Kirk is coming here as part of the... actually, looking at their website, it appears from their disclaimer that I'm not supposed to use their legally protected trademark unless it's to promote them, and I'm, um, not doing that. So I'll use the initials WVW, which stand for the Earth, the show Star Jones works on, and the collective term for Saturday and Sunday respectively. The Christian WVW. In which the uberjesusy types descend upon Arden Hills to hear uberuberjesusy types talk about how much us unterjesusy types suck. Thus promoting the Christian WV.

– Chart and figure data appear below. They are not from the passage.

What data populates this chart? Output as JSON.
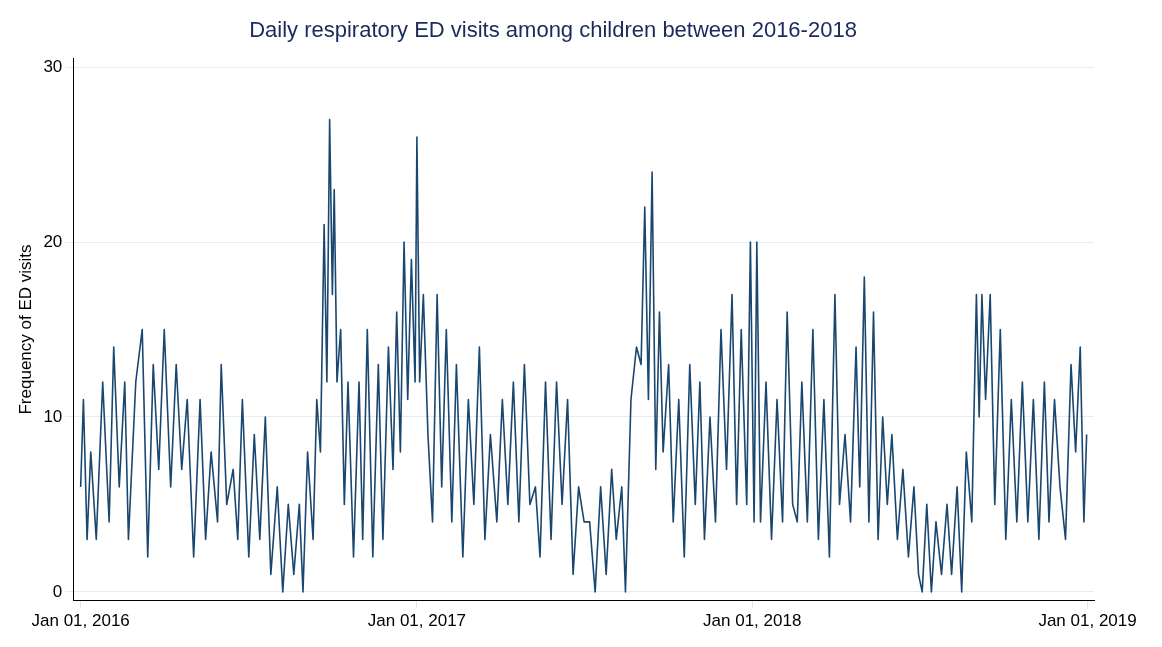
{
  "chart_data": {
    "type": "line",
    "title": "Daily respiratory ED visits among children between 2016-2018",
    "ylabel": "Frequency of ED visits",
    "x": [
      "2016-01-01",
      "2016-01-04",
      "2016-01-08",
      "2016-01-12",
      "2016-01-18",
      "2016-01-25",
      "2016-02-01",
      "2016-02-06",
      "2016-02-12",
      "2016-02-18",
      "2016-02-22",
      "2016-03-01",
      "2016-03-08",
      "2016-03-14",
      "2016-03-20",
      "2016-03-26",
      "2016-04-01",
      "2016-04-08",
      "2016-04-14",
      "2016-04-20",
      "2016-04-26",
      "2016-05-03",
      "2016-05-10",
      "2016-05-16",
      "2016-05-22",
      "2016-05-29",
      "2016-06-02",
      "2016-06-08",
      "2016-06-15",
      "2016-06-20",
      "2016-06-25",
      "2016-07-02",
      "2016-07-08",
      "2016-07-14",
      "2016-07-20",
      "2016-07-26",
      "2016-08-02",
      "2016-08-08",
      "2016-08-14",
      "2016-08-20",
      "2016-08-26",
      "2016-08-30",
      "2016-09-04",
      "2016-09-10",
      "2016-09-14",
      "2016-09-18",
      "2016-09-22",
      "2016-09-25",
      "2016-09-28",
      "2016-10-01",
      "2016-10-03",
      "2016-10-06",
      "2016-10-10",
      "2016-10-14",
      "2016-10-18",
      "2016-10-24",
      "2016-10-30",
      "2016-11-03",
      "2016-11-08",
      "2016-11-14",
      "2016-11-20",
      "2016-11-25",
      "2016-12-01",
      "2016-12-06",
      "2016-12-10",
      "2016-12-14",
      "2016-12-18",
      "2016-12-22",
      "2016-12-26",
      "2016-12-30",
      "2017-01-01",
      "2017-01-04",
      "2017-01-08",
      "2017-01-13",
      "2017-01-18",
      "2017-01-23",
      "2017-01-28",
      "2017-02-02",
      "2017-02-08",
      "2017-02-13",
      "2017-02-20",
      "2017-02-26",
      "2017-03-04",
      "2017-03-10",
      "2017-03-16",
      "2017-03-22",
      "2017-03-29",
      "2017-04-04",
      "2017-04-10",
      "2017-04-16",
      "2017-04-22",
      "2017-04-28",
      "2017-05-04",
      "2017-05-10",
      "2017-05-15",
      "2017-05-21",
      "2017-05-27",
      "2017-06-02",
      "2017-06-08",
      "2017-06-14",
      "2017-06-20",
      "2017-06-26",
      "2017-07-02",
      "2017-07-08",
      "2017-07-14",
      "2017-07-20",
      "2017-07-26",
      "2017-08-01",
      "2017-08-06",
      "2017-08-12",
      "2017-08-16",
      "2017-08-22",
      "2017-08-28",
      "2017-09-02",
      "2017-09-06",
      "2017-09-10",
      "2017-09-14",
      "2017-09-18",
      "2017-09-22",
      "2017-09-26",
      "2017-10-02",
      "2017-10-07",
      "2017-10-13",
      "2017-10-19",
      "2017-10-25",
      "2017-10-31",
      "2017-11-05",
      "2017-11-10",
      "2017-11-16",
      "2017-11-22",
      "2017-11-28",
      "2017-12-04",
      "2017-12-10",
      "2017-12-15",
      "2017-12-20",
      "2017-12-26",
      "2017-12-30",
      "2018-01-03",
      "2018-01-06",
      "2018-01-10",
      "2018-01-16",
      "2018-01-22",
      "2018-01-28",
      "2018-02-03",
      "2018-02-08",
      "2018-02-14",
      "2018-02-19",
      "2018-02-24",
      "2018-03-02",
      "2018-03-08",
      "2018-03-14",
      "2018-03-20",
      "2018-03-26",
      "2018-04-01",
      "2018-04-06",
      "2018-04-12",
      "2018-04-18",
      "2018-04-24",
      "2018-04-28",
      "2018-05-03",
      "2018-05-08",
      "2018-05-13",
      "2018-05-18",
      "2018-05-23",
      "2018-05-28",
      "2018-06-02",
      "2018-06-08",
      "2018-06-14",
      "2018-06-20",
      "2018-06-26",
      "2018-07-01",
      "2018-07-05",
      "2018-07-10",
      "2018-07-15",
      "2018-07-20",
      "2018-07-26",
      "2018-08-01",
      "2018-08-06",
      "2018-08-12",
      "2018-08-17",
      "2018-08-22",
      "2018-08-28",
      "2018-09-02",
      "2018-09-05",
      "2018-09-08",
      "2018-09-12",
      "2018-09-17",
      "2018-09-22",
      "2018-09-28",
      "2018-10-04",
      "2018-10-10",
      "2018-10-16",
      "2018-10-22",
      "2018-10-28",
      "2018-11-03",
      "2018-11-09",
      "2018-11-15",
      "2018-11-20",
      "2018-11-26",
      "2018-12-02",
      "2018-12-08",
      "2018-12-14",
      "2018-12-19",
      "2018-12-24",
      "2018-12-28",
      "2018-12-31"
    ],
    "series": [
      {
        "color": "#1a476f",
        "values": [
          6,
          11,
          3,
          8,
          3,
          12,
          4,
          14,
          6,
          12,
          3,
          12,
          15,
          2,
          13,
          7,
          15,
          6,
          13,
          7,
          11,
          2,
          11,
          3,
          8,
          4,
          13,
          5,
          7,
          3,
          11,
          2,
          9,
          3,
          10,
          1,
          6,
          0,
          5,
          1,
          5,
          0,
          8,
          3,
          11,
          8,
          21,
          12,
          27,
          17,
          23,
          12,
          15,
          5,
          12,
          2,
          12,
          3,
          15,
          2,
          13,
          3,
          14,
          7,
          16,
          8,
          20,
          11,
          19,
          12,
          26,
          12,
          17,
          9,
          4,
          17,
          6,
          15,
          4,
          13,
          2,
          11,
          5,
          14,
          3,
          9,
          4,
          11,
          5,
          12,
          4,
          13,
          5,
          6,
          2,
          12,
          3,
          12,
          5,
          11,
          1,
          6,
          4,
          4,
          0,
          6,
          1,
          7,
          3,
          6,
          0,
          11,
          14,
          13,
          22,
          11,
          24,
          7,
          16,
          8,
          13,
          4,
          11,
          2,
          13,
          5,
          12,
          3,
          10,
          4,
          15,
          7,
          17,
          5,
          15,
          5,
          20,
          4,
          20,
          4,
          12,
          3,
          11,
          4,
          16,
          5,
          4,
          12,
          4,
          15,
          3,
          11,
          2,
          17,
          5,
          9,
          4,
          14,
          6,
          18,
          4,
          16,
          3,
          10,
          5,
          9,
          3,
          7,
          2,
          6,
          1,
          0,
          5,
          0,
          4,
          1,
          5,
          1,
          6,
          0,
          8,
          4,
          17,
          10,
          17,
          11,
          17,
          5,
          15,
          3,
          11,
          4,
          12,
          4,
          11,
          3,
          12,
          4,
          11,
          6,
          3,
          13,
          8,
          14,
          4,
          9
        ]
      }
    ],
    "xlim": [
      "2015-12-24",
      "2019-01-08"
    ],
    "xticks": [
      {
        "value": "2016-01-01",
        "label": "Jan 01, 2016"
      },
      {
        "value": "2017-01-01",
        "label": "Jan 01, 2017"
      },
      {
        "value": "2018-01-01",
        "label": "Jan 01, 2018"
      },
      {
        "value": "2019-01-01",
        "label": "Jan 01, 2019"
      }
    ],
    "ylim": [
      -0.5,
      30.5
    ],
    "yticks": [
      0,
      10,
      20,
      30
    ],
    "grid": "y",
    "marker": "none",
    "line_style": "solid"
  }
}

They actually don't say much about what Kirk will be doing, which is fucking ominous, if you ask me. He'll just be "focusing on Biblical Evangelism" with a guy named Ray. Kirk and Ray Comfort co-host some show called "The Way Of The Master", which I presume is designed to trick people looking for bad kung-fu movies into learning about Jesus. Their motto is WDJD, which made me wonder what that first D stands for. Braving the Way of the Master website, I am confronted with the question "Are you a Christian?" I don't fear the truth, but I do fear their web-based response to the truth. Luckily, they provide three options - Yes, No, and Skip Intro.

Still no sign of the D, but I am presented with the best web-segue ever. The phrase " May God richly bless your visit to", followed by a clickable button imploring me to TRY THE COFFEE MAKER. In case you were wondering whether that is a euphemism for "discovering God, the maker of all things, including coffee", it's not. It triggers a hideously wacky Flash animation in which a WDJD cup is filled to overflowing with simulated coffee, which then fills the browser. That's when I killed myself.

My reanimated corpse checked out their FAQ. Surely, the variant WDJD would be covered there? No. Although the FAQs do include "I have my own thoughts on what god is like.", which isn't a question, and "I have a lust problem.", which is neither a question nor a problem per se. I did not read the answers. I do not love you people that much, and this column is not about Way Of The Master. But you can see, from my distraction just there, how insidiouis Kirk Cameron can be. I'm supposed to be talking about the End Of The Week Period Whose Name I Dare Not Utter, and instead I'm pretty sure the D stands for "did".

Also appearing this weekend are Steve Saint, a man who got revenge on the primitive tribe who killed his father by converting the whole lot of them to Christianity*, and Brannon Howse, the author of "One Nation Under Man: The Worldview War Between Christians and the Secular Left", who, were I to insanely walk through Arden Hills this weekend, would likely point at me and shout "There's one! Git 'im!". Then someone would cue up Yakety Sax and they'd all chase me in a single-file line back to my home.

So please, if you're anywhere near the Twin Cities, don't take any stupid chances. Stay indoors, have plenty of fresh batteries handy, download enough Internet porn to last two weeks ('cause even with a new boss, FEMA ain't gonna be here with emergency porn supplies that fast), and hunker down. Kirk Cameron does not feel pity, or remorse, or fear, and he absolutely will not stop, EVER, until you are cleansed.

*You think I am shitting you here, that I am making with the comedy, and you would be wrong. The website actually apologizes for the fact that Steve Saint's father's converted murderer will not be able to make the WVW due to a scheduling conflict.